In order to understand the content of those secret emails that we’re never going to see, I consulted my trusty Ouija board. It almost never fails.
According to my spirit guides, the crux of the missing emails is Texas Municipal Code Chapter 334. To review, for those of you who drink heavily and/or have been sleeping, noted commenter Carlos poined out for us the City of El Paso invoked Section 334.0082, to wit:
Sec. 334.0082. VENUE PROJECTS IN CERTAIN MUNICIPALITIES. (a) This section applies only to a municipality that:
(1) has a population of at least 176,000 that borders the Rio Grande, and that approved a sports and community venue project before January 1, 2009; or
(2) is located in a county adjacent to the Texas-Mexico border if:
(A) the county has a population of at least 500,000;
(B) the county does not have a city located within it that has a population of at least 500,000; and
(C) the municipality is the largest municipality in the county described by this subdivision.
(b) Notwithstanding any other law, including Section 334.089, after complying with Section 334.022, a municipality to which this section applies may hold an election under Section 334.024 on the question of approving and implementing a resolution to:
(1) authorize the municipality to plan, acquire, establish, develop, construct, or renovate a convention center and related infrastructure in the city limits of the municipality as part of an existing or previously approved sports and community venue project, regardless of whether the convention center is located on the premises of the existing or previously approved venue project;
(2) impose a tax under Subchapter H at a rate not to exceed two percent of the cost of a room; and
(3) authorize the municipality to finance, operate, and maintain the venue project described by Subdivision (1), including the convention center, using the revenue from any taxes imposed by the municipality under this chapter, including taxes previously approved in relation to the existing or previously approved venue project.
According to my guides beyond the pale, the bulk of the missing emails discussed whether or not the location of the new ballpark, i.e. the old City Hall, could be shoehorned into this exemption to the law.
Section 334.0082 was designed to let two communities in the Rio Grande Valley continue a couple of projects they had already started. As I recall, one was the legislative district that includes Star County, and the other was Uvalde County.
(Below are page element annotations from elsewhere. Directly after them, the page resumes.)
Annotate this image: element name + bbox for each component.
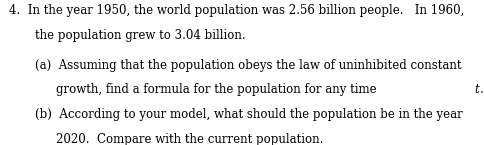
Text: (a)  Assuming that the population obeys the law of uninhibited constant: (a) Assuming that the population obeys t… bbox=[35, 59, 461, 72]
Text: growth, find a formula for the population for any time: growth, find a formula for the populatio… bbox=[56, 83, 380, 96]
Text: .: . bbox=[480, 83, 484, 96]
Text: t: t bbox=[474, 83, 479, 96]
Text: (b)  According to your model, what should the population be in the year: (b) According to your model, what should… bbox=[35, 108, 463, 121]
Text: 4.  In the year 1950, the world population was 2.56 billion people.   In 1960,: 4. In the year 1950, the world populatio… bbox=[9, 4, 464, 17]
Text: 2020.  Compare with the current population.: 2020. Compare with the current populatio… bbox=[56, 133, 323, 145]
Text: the population grew to 3.04 billion.: the population grew to 3.04 billion. bbox=[35, 29, 245, 42]
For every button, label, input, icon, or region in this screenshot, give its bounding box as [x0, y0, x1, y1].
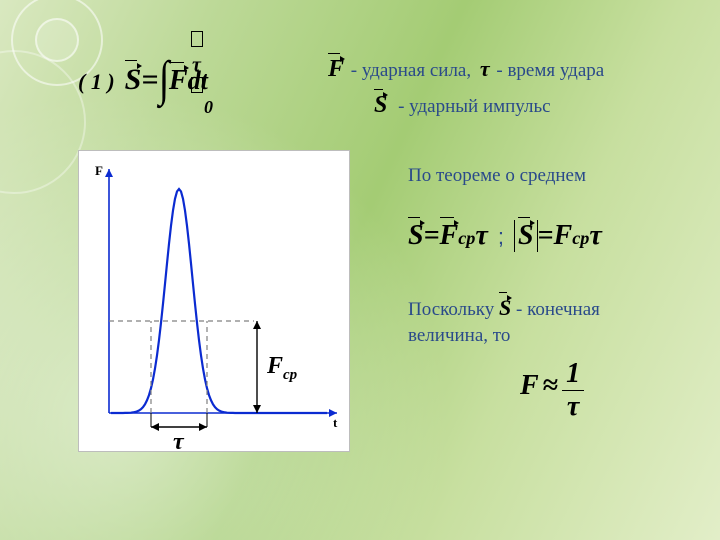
eq2-abs-S: S — [518, 220, 534, 252]
since-line-1: Поскольку S - конечная — [408, 295, 600, 321]
legend-tau-text: - время удара — [496, 60, 604, 81]
legend-line-1: F - ударная сила, τ - время удара — [328, 56, 604, 83]
eq1-lower-limit: 0 — [204, 97, 213, 118]
eq2-eq: = — [424, 220, 440, 251]
eq2-S: S — [408, 220, 424, 252]
equation-2: S=Fcpτ ; S=Fcpτ — [408, 220, 602, 252]
legend-line-2: S - ударный импульс — [374, 92, 551, 119]
eq1-equals: = — [141, 63, 158, 96]
svg-text:t: t — [333, 415, 338, 430]
legend-S: S — [374, 92, 387, 119]
eq2-sep: ; — [498, 224, 504, 249]
eq1-F: F — [169, 65, 188, 97]
eq3-num: 1 — [562, 360, 584, 391]
eq2-sub: cp — [458, 228, 475, 248]
equation-1: ( 1 ) S=∫Fdt τ 0 — [78, 55, 208, 99]
eq2-F: F — [440, 220, 459, 252]
since-pre: Поскольку — [408, 299, 499, 320]
legend-F-text: - ударная сила, — [351, 60, 471, 81]
eq2-tau: τ — [475, 220, 487, 251]
eq1-label: ( 1 ) — [78, 69, 115, 94]
impulse-chart: Ft Fcp τ — [78, 150, 350, 452]
eq2-F2: F — [554, 220, 573, 251]
eq3-den: τ — [562, 391, 584, 421]
since-line-2: величина, то — [408, 325, 510, 347]
eq1-S: S — [125, 63, 142, 97]
eq3-approx: ≈ — [543, 370, 558, 401]
since-post: - конечная — [516, 299, 600, 320]
legend-F: F — [328, 56, 344, 83]
svg-text:F: F — [266, 353, 283, 379]
eq3-F: F — [520, 370, 539, 401]
eq1-upper-limit: τ — [190, 31, 208, 100]
since-S: S — [499, 295, 511, 321]
equation-3: F ≈ 1 τ — [520, 360, 584, 421]
legend-S-text: - ударный импульс — [398, 96, 550, 117]
svg-text:τ: τ — [173, 429, 185, 451]
mean-theorem-text: По теореме о среднем — [408, 165, 586, 187]
eq2-sub2: cp — [572, 228, 589, 248]
eq1-integral: ∫ — [158, 51, 168, 108]
eq2-eq2: = — [538, 220, 554, 251]
svg-text:F: F — [95, 163, 103, 178]
eq2-tau2: τ — [589, 220, 601, 251]
chart-svg: Ft Fcp τ — [79, 151, 349, 451]
svg-text:cp: cp — [283, 367, 298, 383]
legend-tau: τ — [480, 56, 490, 81]
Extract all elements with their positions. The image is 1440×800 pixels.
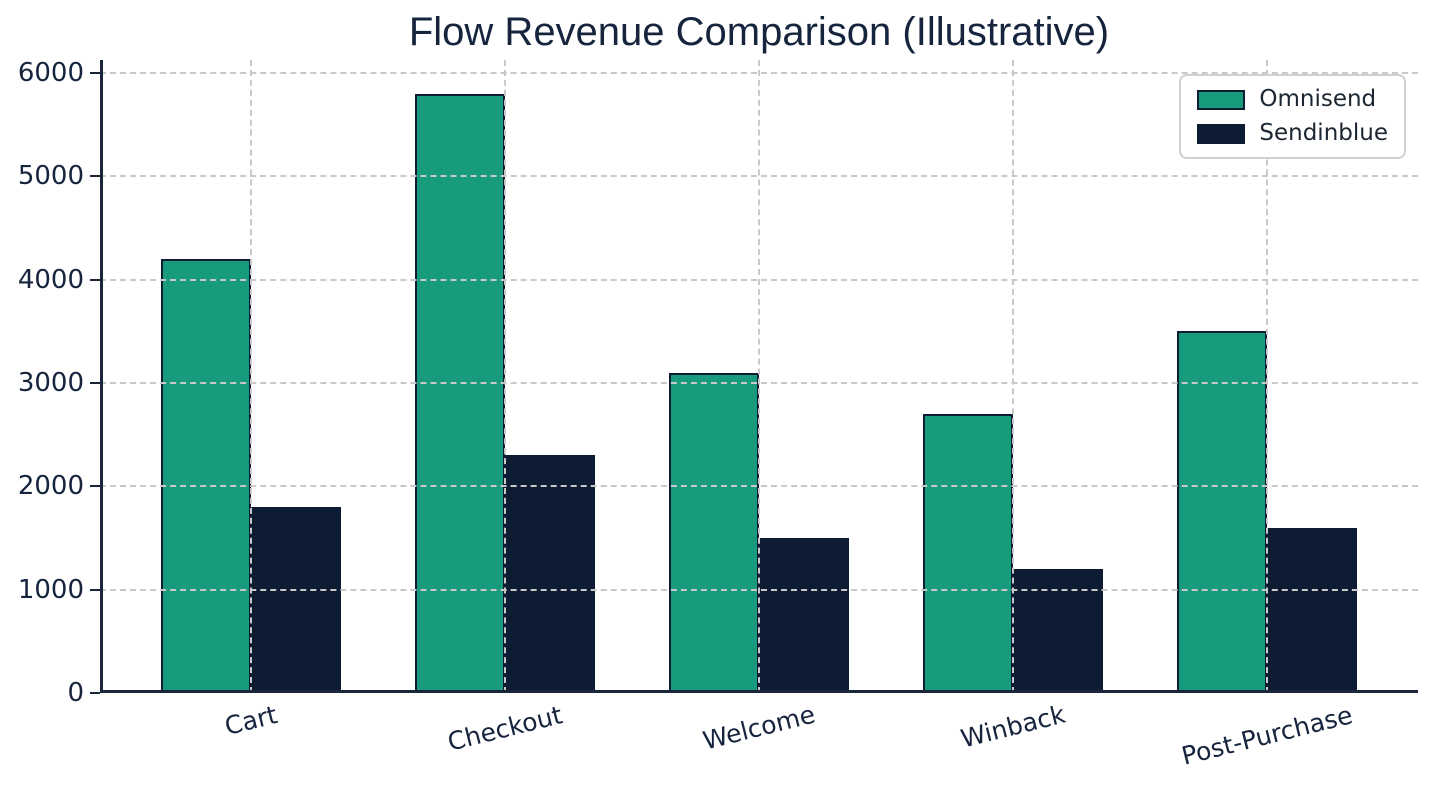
y-tick-label-6000: 6000 bbox=[17, 58, 84, 88]
y-tick-label-5000: 5000 bbox=[17, 161, 84, 192]
x-tick-label-checkout: Checkout bbox=[444, 700, 566, 757]
bar-sendinblue-post-purchase bbox=[1267, 528, 1357, 693]
x-axis-spine bbox=[100, 690, 1418, 693]
y-tick-label-3000: 3000 bbox=[17, 368, 84, 398]
y-tick-mark-6000 bbox=[90, 72, 100, 74]
bar-sendinblue-checkout bbox=[505, 455, 595, 693]
y-tick-label-1000: 1000 bbox=[17, 574, 84, 605]
y-tick-mark-5000 bbox=[90, 175, 100, 178]
chart-title: Flow Revenue Comparison (Illustrative) bbox=[408, 10, 1110, 54]
x-tick-label-welcome: Welcome bbox=[700, 699, 818, 756]
bar-omnisend-welcome bbox=[669, 373, 759, 693]
bar-omnisend-winback bbox=[923, 414, 1013, 693]
bar-omnisend-cart bbox=[161, 259, 251, 693]
bars-layer bbox=[100, 60, 1418, 693]
y-tick-mark-1000 bbox=[90, 588, 100, 591]
y-tick-mark-4000 bbox=[90, 278, 100, 281]
x-tick-label-post-purchase: Post-Purchase bbox=[1178, 700, 1356, 771]
y-tick-mark-2000 bbox=[90, 485, 100, 488]
bar-sendinblue-welcome bbox=[759, 538, 849, 693]
bar-omnisend-checkout bbox=[415, 94, 505, 693]
y-tick-mark-0 bbox=[90, 692, 100, 694]
legend-item-omnisend: Omnisend bbox=[1197, 85, 1388, 114]
legend-label-sendinblue: Sendinblue bbox=[1259, 120, 1388, 146]
x-tick-label-cart: Cart bbox=[221, 700, 281, 741]
y-tick-label-0: 0 bbox=[67, 678, 84, 708]
legend-label-omnisend: Omnisend bbox=[1259, 86, 1377, 112]
legend-item-sendinblue: Sendinblue bbox=[1197, 119, 1388, 148]
bar-omnisend-post-purchase bbox=[1177, 331, 1267, 693]
x-tick-label-winback: Winback bbox=[957, 699, 1069, 754]
y-axis-spine bbox=[100, 60, 103, 693]
legend-swatch-sendinblue bbox=[1197, 123, 1246, 144]
y-tick-label-4000: 4000 bbox=[17, 264, 84, 295]
legend-swatch-omnisend bbox=[1197, 89, 1246, 110]
bar-sendinblue-cart bbox=[251, 507, 341, 693]
y-tick-label-2000: 2000 bbox=[17, 471, 84, 502]
bar-sendinblue-winback bbox=[1013, 569, 1103, 693]
legend: Omnisend Sendinblue bbox=[1179, 74, 1406, 159]
y-tick-mark-3000 bbox=[90, 382, 100, 384]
I could be wrong, but I’m having a hard time finding the amendment records to make sure.
According to my Ouija board (which almost never fails), the missing emails discussed, in depth, whether the old City Hall qualified as “sports and community venue project” that was “approved before January 1, 2009.”
I could opine that El Paso never approved the ballpark, either before New Year’s Day, 2009, or after. But so far my opinion has been judged to be worth less than the nominal MSRP of two cents. I’d say it would be better to let the AG look into it, and see if the Texas Rangers really will show up.